The U.S. Department of Agriculture has awarded a $295,000 Hispanic Serving Institutions (HSI) grant to the NCLR/CSULB Center for Latino Community Health, Evaluation and Leadership Training for a project aimed at empowering the Long Beach Latino community in reducing the risk of maternal obesity and overweight children.
Titled "Comienzo Sano: Familia Saludable" ("Healthy Start: Healthy Family"), the program is designed to impact and advance the quality of human nutrition education by recruiting and preparing first-generation educated Latino students enrolled in nutrition science and health science at CSULB. These students will work with participants in the Women, Infants and Children (WIC) program—the premiere federal nutrition assistance program—which is administered locally by the Long Beach Department of Health and Human Services.
"The findings from this program have the potential to enhance human nutrition and public health as the project addresses the inequities inherent in the soaring rates of obesity/overweight children among Latinos," said Britt Rios-Ellis, director of the project and of the NCLR/CSULB center. "The project will also provide students with a unique opportunity to learn within, and provide for, their respective communities."
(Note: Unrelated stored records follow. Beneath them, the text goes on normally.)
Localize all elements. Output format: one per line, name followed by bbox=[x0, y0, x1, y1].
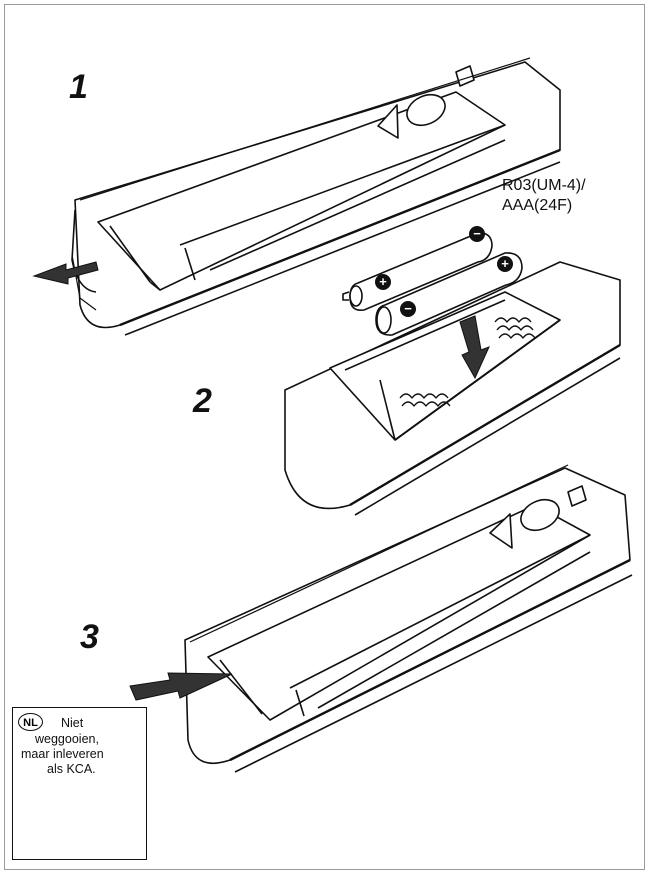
spring-lower bbox=[399, 393, 451, 407]
step-number-2: 2 bbox=[193, 382, 212, 420]
battery-spec-line1: R03(UM-4)/ bbox=[502, 177, 586, 194]
step-number-1: 1 bbox=[69, 68, 88, 106]
battery-back bbox=[342, 232, 493, 312]
polarity-markers: + − − + bbox=[375, 226, 513, 317]
arrow-right-icon bbox=[129, 672, 233, 701]
minus-sign-front: − bbox=[404, 301, 412, 316]
nl-country-badge: NL bbox=[18, 713, 43, 731]
disposal-line-3: maar inleveren bbox=[21, 747, 104, 761]
disposal-line-4: als KCA. bbox=[47, 762, 96, 776]
battery-spec-label: R03(UM-4)/ AAA(24F) bbox=[502, 176, 586, 216]
disposal-line-1: Niet bbox=[61, 716, 84, 730]
remote-step1 bbox=[71, 57, 561, 336]
spring-upper bbox=[494, 317, 536, 339]
arrow-left-icon bbox=[32, 261, 99, 285]
step-number-3: 3 bbox=[80, 618, 99, 656]
disposal-line-2: weggooien, bbox=[35, 732, 99, 746]
plus-sign-back: + bbox=[379, 274, 387, 289]
arrow-down-icon bbox=[459, 315, 490, 380]
remote-step3 bbox=[184, 464, 633, 773]
plus-sign-front: + bbox=[501, 256, 509, 271]
minus-sign-back: − bbox=[473, 226, 481, 241]
battery-spec-line2: AAA(24F) bbox=[502, 197, 573, 214]
disposal-notice-box: NL Niet weggooien, maar inleveren als KC… bbox=[12, 707, 147, 860]
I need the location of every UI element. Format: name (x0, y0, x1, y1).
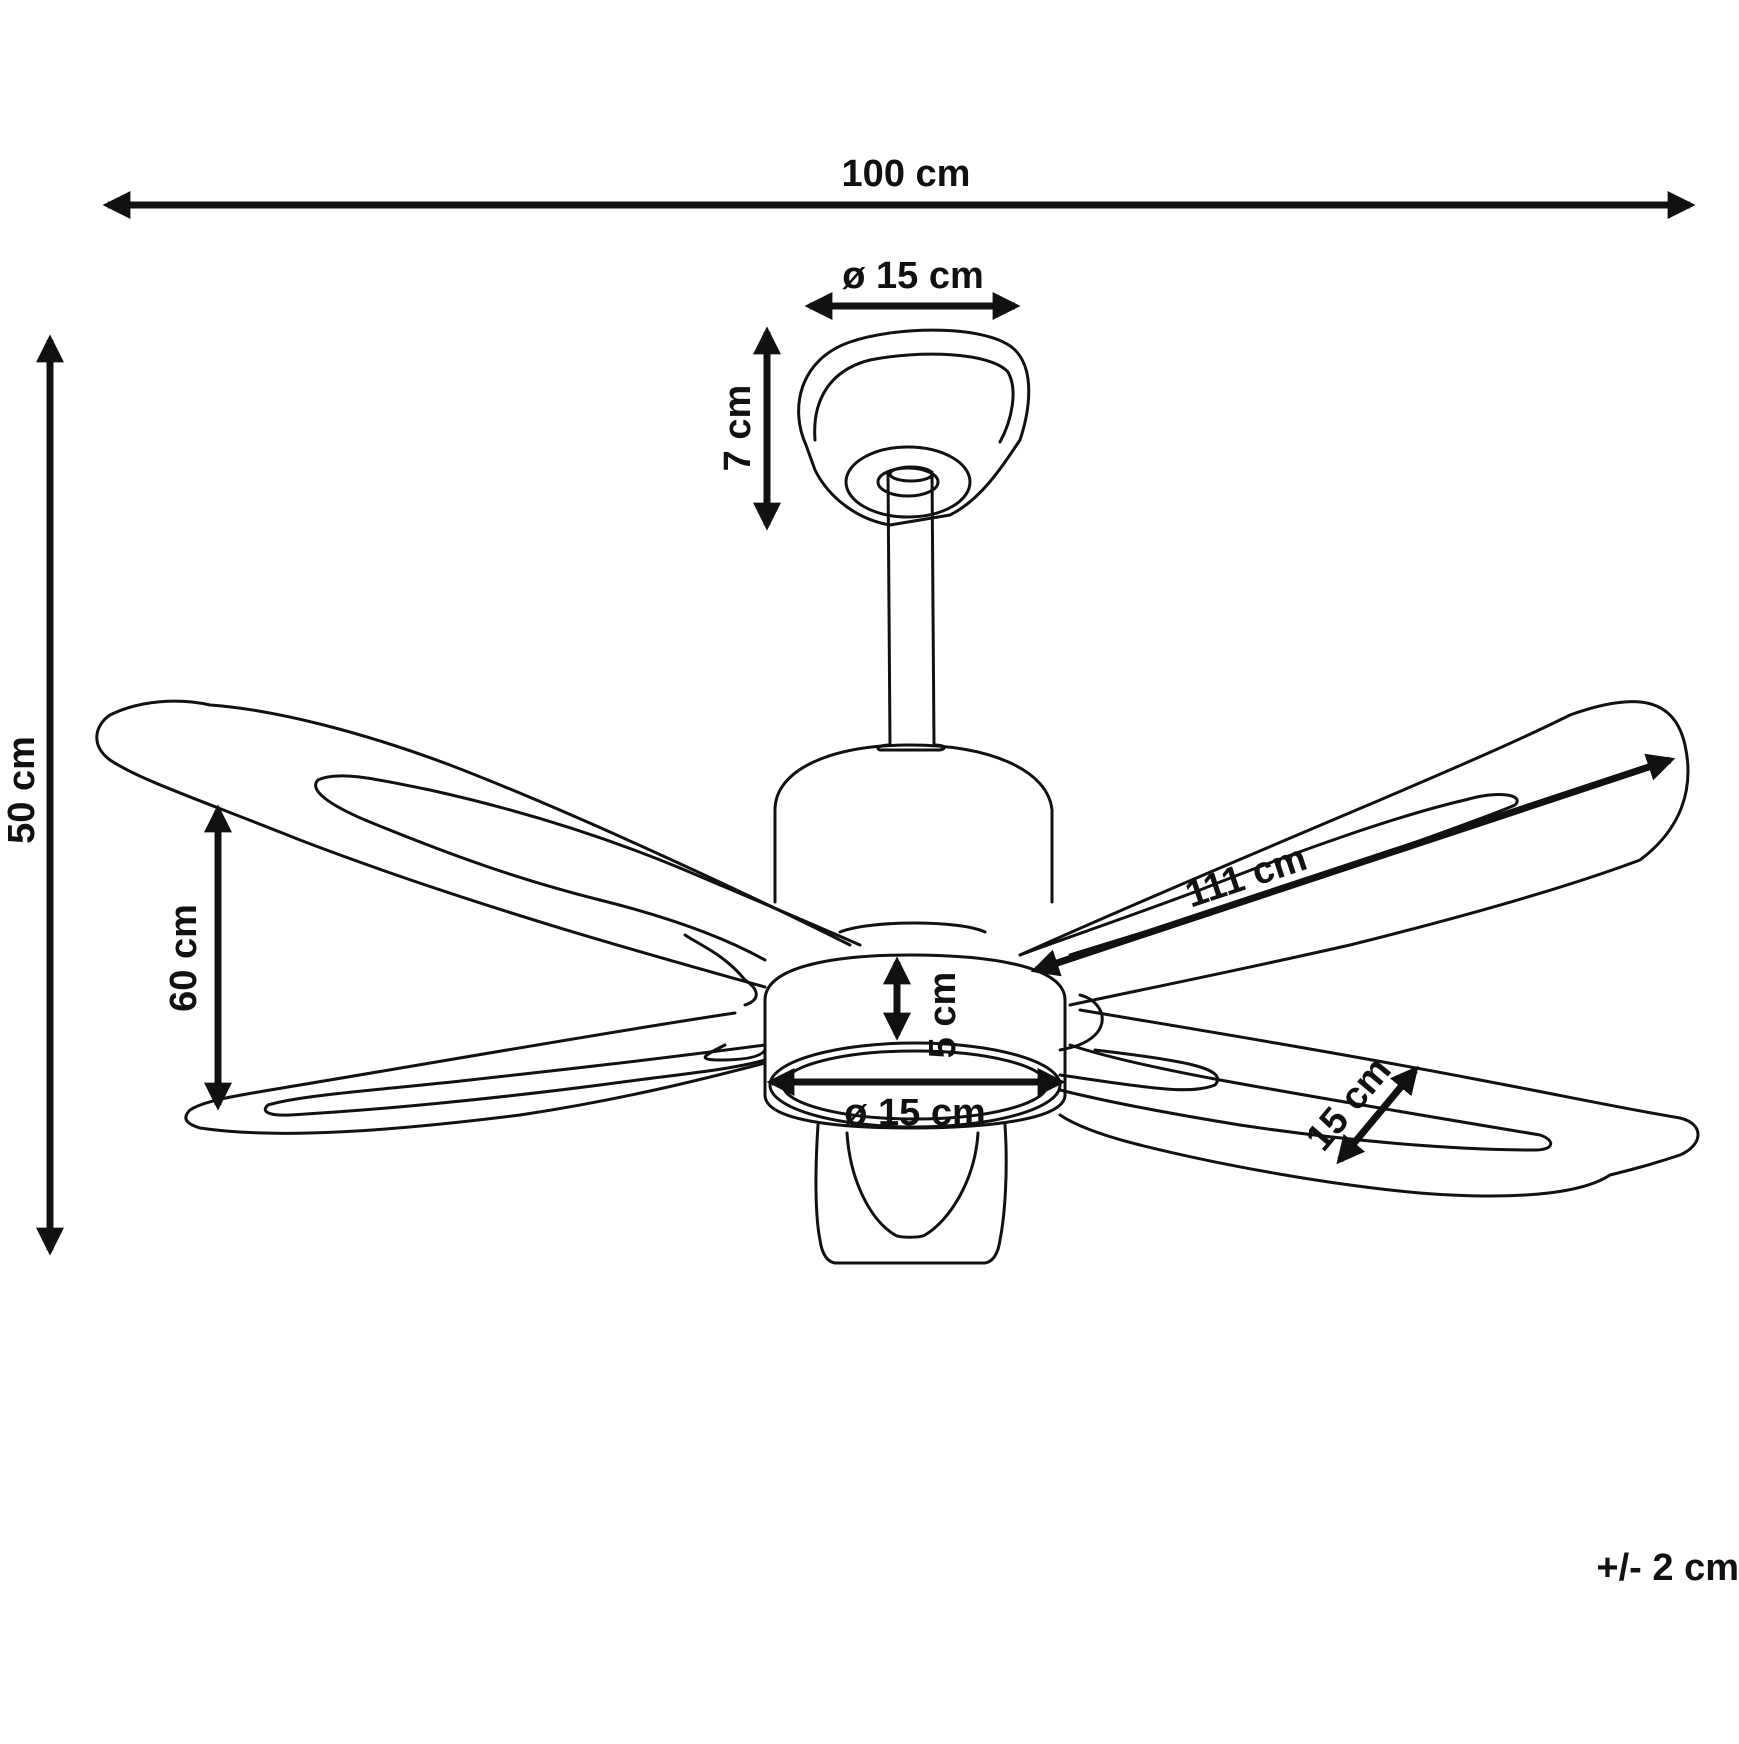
label-canopy-diameter: ø 15 cm (842, 255, 984, 297)
blade-brackets (683, 933, 1219, 1092)
downrod (876, 465, 946, 752)
label-overall-height: 50 cm (1, 736, 43, 844)
blade-right-lower (1058, 1008, 1700, 1198)
blade-left-lower (184, 1011, 767, 1135)
canopy (797, 328, 1031, 527)
blade-left-upper (95, 699, 862, 989)
label-motor-height: 5 cm (922, 972, 964, 1059)
label-motor-diameter: ø 15 cm (844, 1092, 986, 1134)
fan-drawing (95, 328, 1700, 1265)
tolerance-note: +/- 2 cm (1596, 1547, 1739, 1589)
label-overall-width: 100 cm (842, 153, 971, 195)
dimension-lines (36, 191, 1696, 1256)
light-bowl (814, 1123, 1008, 1265)
blade-span-arrow (1030, 753, 1676, 977)
label-blade-span: 111 cm (1180, 837, 1312, 916)
motor-housing (773, 743, 1054, 934)
blade-width-arrow (1336, 1065, 1419, 1165)
label-canopy-height: 7 cm (717, 385, 759, 472)
dimension-labels: 100 cm 50 cm ø 15 cm 7 cm 111 cm 15 cm 5… (1, 153, 1400, 1159)
blade-right-upper (1018, 700, 1690, 1007)
label-blade-drop: 60 cm (163, 904, 205, 1012)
Project organizers are recruiting, and then will train, 10 undergraduate and two graduate first-generation bilingual, bicultural Latino students to engage in training and outreach. They will also train the students in community participatory research methodology, health and nutrition education techniques, and motivational interviewing with Latina immigrant WIC participants. In addition, students will receive career mentoring and development opportunities throughout the duration of the project.
"Latinos, particularly women and children, are at grave risk of overweight and obesity, which often leads to diabetes and other debilitating conditions," Rios-Ellis noted. "The Latino community is the most likely to lack health insurance and access to culturally and linguistically relevant care. Peer health educators (promotores) can provide that link and the health information and social support needed to make positive behavioral changes that will prevent disease and protect the health of the Latino family."
The project's initial objectives include developing a maternal/child health promotores-based curriculum and tool kit for use by student educators for the project; and providing no fewer than 200 Latina WIC participants with a culturally and linguistically competent promotores-based educational experience—encouraging breastfeeding initiation, exclusivity and duration; appropriate introduction of foods and liquids to alleviate the development of asthma and allergies; and nutrition and wellness instruction to prevent overweight and obesity in the Latino family.
By the end of the grant, Rios-Ellis hopes the project will enhance Latina breastfeeding rates as well as the cultural and scientific knowledge related to genetic, social and behavioral determinants of overweight children and obesity for pregnant and postpartum Latinas and their children, beyond that which is currently offered in the nutrition science and health sciences programs.
The project team consisting of Gail Frank, professor of family and consumer sciences; Kevin Malotte, professor of health science; and Melawhy Garcia, coordinator of the NCLR/CSULB Latino Center—in addition to Rios-Ellis—will collect qualitative and some quantitative data to add to the growing body of literature on these topics. The team also plans to document and evaluate the project process and outcomes so that successful components may be replicated in other settings.
Finally, Rios-Ellis will establish a Web page to disseminate project issues and findings and will also host an HSI Best Practices Conference in spring 2008 featuring university and college researchers who have received funding from the USDA and are working to benefit the health status and access of the Latino community.